USA Hockey Rule 624 prohibits all icings for most Bantams and younger divisions. If you recall from an earlier column, USA Hockey’s preseason data analysis indicated these shorthanded icings occurred about two times per game. And in fact, that is exactly OS’s observation, and much of this can be attributed to the fast, NHL ice at City National Arena. What’s more, OS has had just a single instance of a coach’s ignorance over the new rule and has never had a parent, uncle or team manager erroneously complain about an icing call against a shorthanded team. Still, this doesn’t mean OS likes the icing rule, and it’s probably just a matter of time before a shorthanded Bantam gets injured on a hard check into the boards as he’s trying to control the puck instead of safely icing it, but that’s a matter for USA Hockey’s insurance carrier – which no doubt approved the rule before mass publication.

B. Nine-dot rule

I take it the hockey community doesn’t even know or care about this rule. It’s as though nobody has noticed that every single faceoff is now on a dot, instead of the exact location of the last play. Even beer leaguers have yet to catch on. I mean, how many times has a defensive team deflected an offensive shot over the glass from 10 feet inside of their blue line and then remained completely silent when the officials bring the puck to the end zone dot for the faceoff? Guess 30 feet of territory doesn’t mean anything. And I know officials have been fudging the center ice faceoff to the extent possible. Whatever. No one has said a word, and it’s definitely not acquiescence by silence because there’s no chance these Squirts, hatchet goons or low-level JV coaches are even cognizant of the rule.

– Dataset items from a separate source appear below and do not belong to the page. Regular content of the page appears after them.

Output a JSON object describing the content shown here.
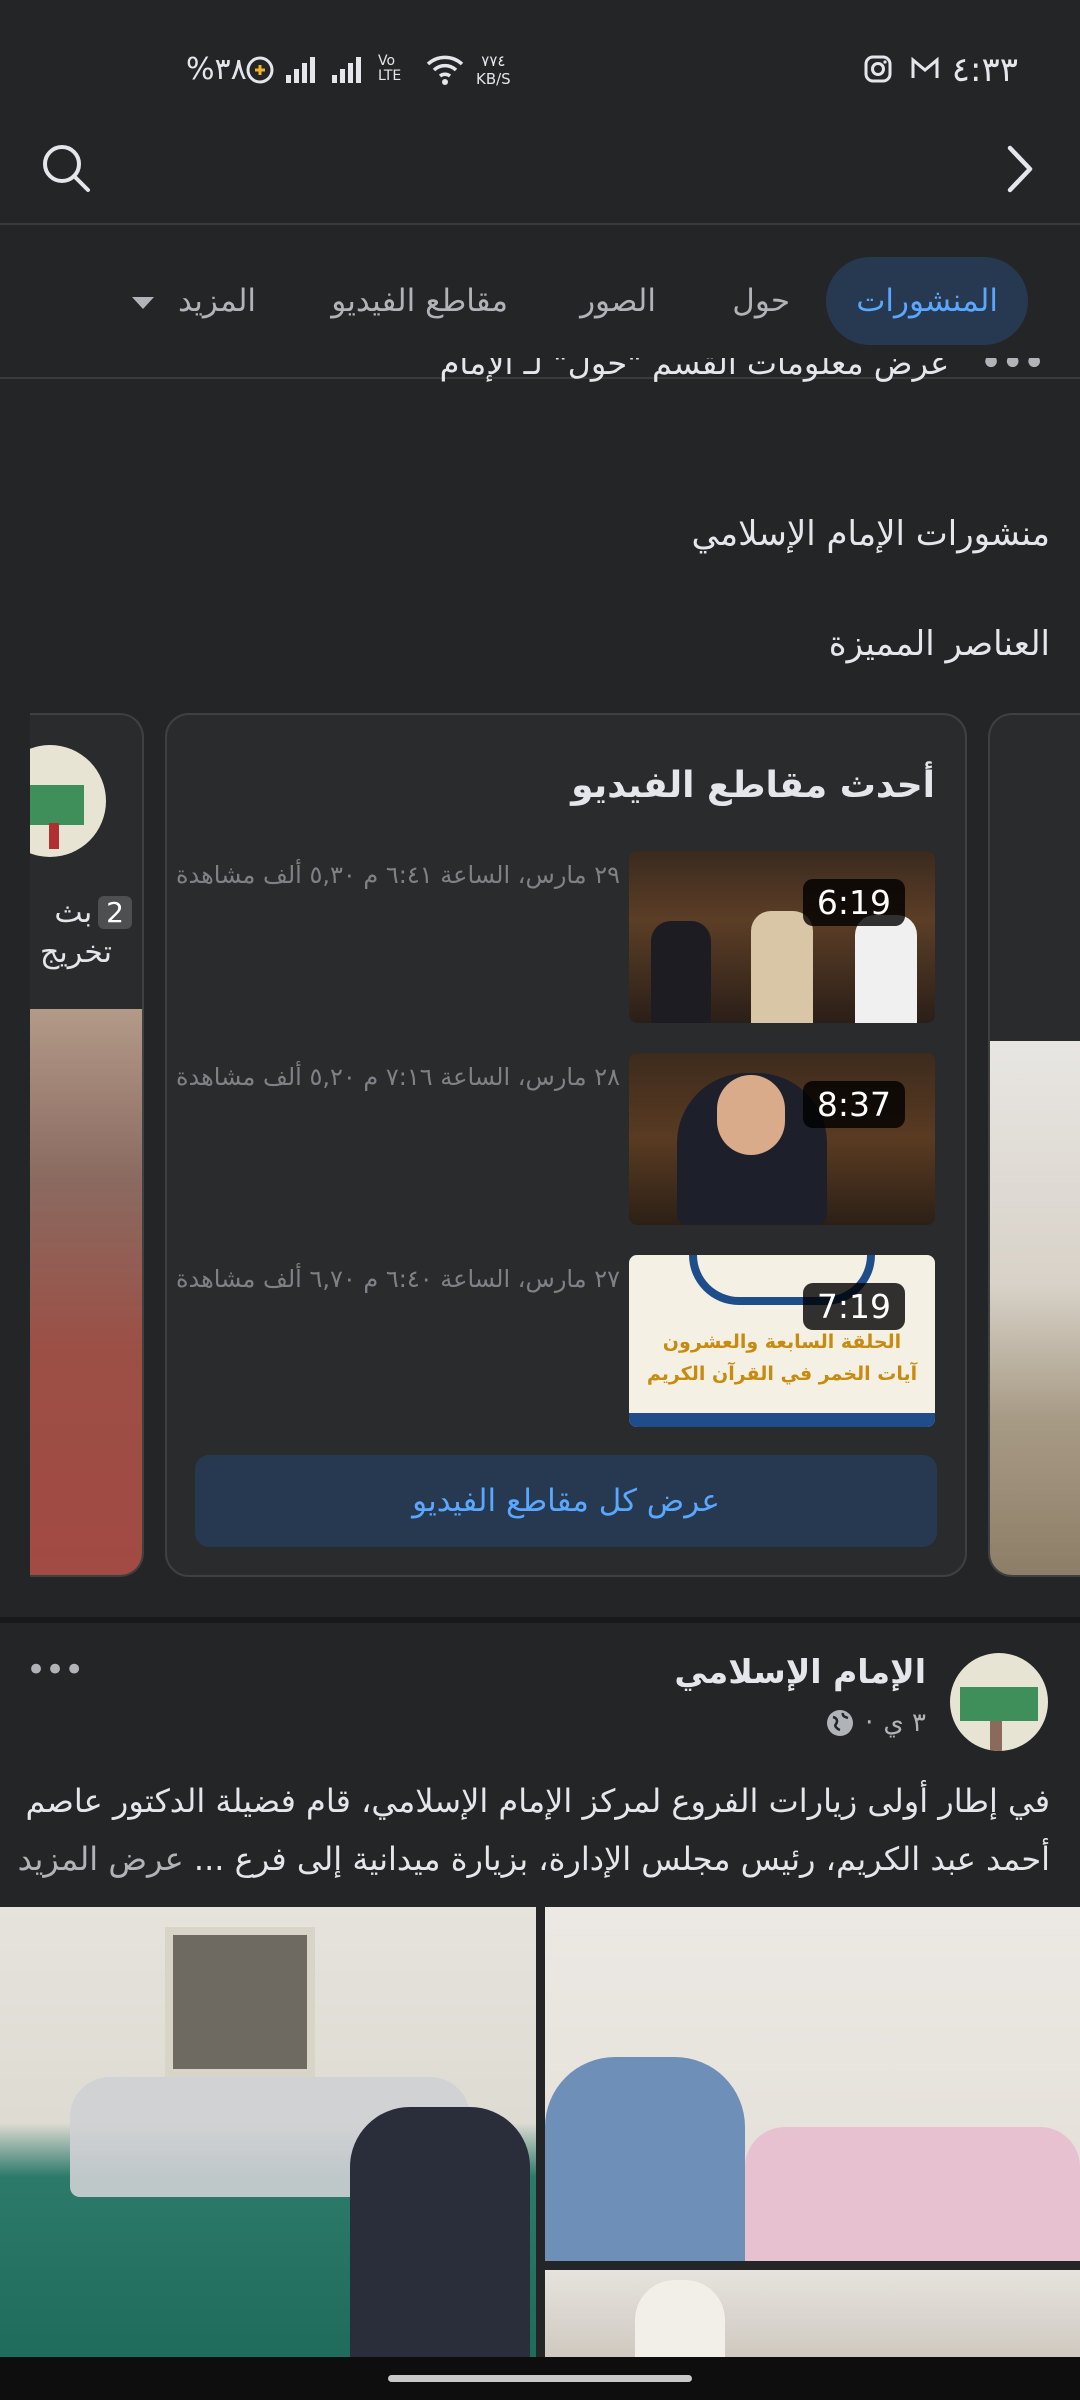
{
  "status_bar": {
    "time": "٤:٣٣",
    "battery": "%٣٨",
    "net_speed_top": "٧٧٤",
    "net_speed_unit": "KB/S",
    "volte": "Vo LTE"
  },
  "tabs": [
    {
      "label": "المنشورات",
      "active": true
    },
    {
      "label": "حول",
      "active": false
    },
    {
      "label": "الصور",
      "active": false
    },
    {
      "label": "مقاطع الفيديو",
      "active": false
    },
    {
      "label": "المزيد",
      "active": false
    }
  ],
  "about_link": "عرض معلومات القسم \"حول\" لـ الإمام",
  "posts_heading": "منشورات الإمام الإسلامي",
  "featured_heading": "العناصر المميزة",
  "featured_card": {
    "title": "أحدث مقاطع الفيديو",
    "videos": [
      {
        "duration": "6:19",
        "meta": "٢٩ مارس، الساعة ٦:٤١ م ٥,٣٠ ألف مشاهدة"
      },
      {
        "duration": "8:37",
        "meta": "٢٨ مارس، الساعة ٧:١٦ م ٥,٢٠ ألف مشاهدة"
      },
      {
        "duration": "7:19",
        "meta": "٢٧ مارس، الساعة ٦:٤٠ م ٦,٧٠ ألف مشاهدة",
        "thumb_line1": "الحلقة السابعة والعشرون",
        "thumb_line2": "آيات الخمر في القرآن الكريم"
      }
    ],
    "button_label": "عرض كل مقاطع الفيديو"
  },
  "left_card": {
    "badge": "2",
    "line1": "بث",
    "line2": "تخريج"
  },
  "post": {
    "author": "الإمام الإسلامي",
    "time": "٣ ي",
    "text_line1": "في إطار أولى زيارات الفروع لمركز الإمام الإسلامي، قام فضيلة الدكتور عاصم",
    "text_line2": "أحمد عبد الكريم، رئيس مجلس الإدارة، بزيارة ميدانية إلى فرع ...",
    "see_more": "عرض المزيد"
  },
  "colors": {
    "background": "#242527",
    "accent": "#5aa7ff",
    "active_tab_bg": "#263951",
    "button_bg": "#263951"
  }
}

C. Out-of-play deflection off post or cross bar

OS would love to have a goaltender lose it over this rule. You know, taking the faceoff at the end zone dot even though the goalie never touched the puck before the rubber deflected over the glass. Problem is, this scenario has happened just once to OS this season. But it’s just a matter of time.


Unlike prior, outrageous rule changes, like eliminating checking and delayed offsides for 12-and-under, the current major rule adjustments have had no measurable effect on play this season. And the dearth of debate from coaches and players is particularly surprising. Like OS surmises, it’s probably more a factor of unawareness over acquiescence. But the old adage is so very true – a little knowledge is worse than a ton of ignorance.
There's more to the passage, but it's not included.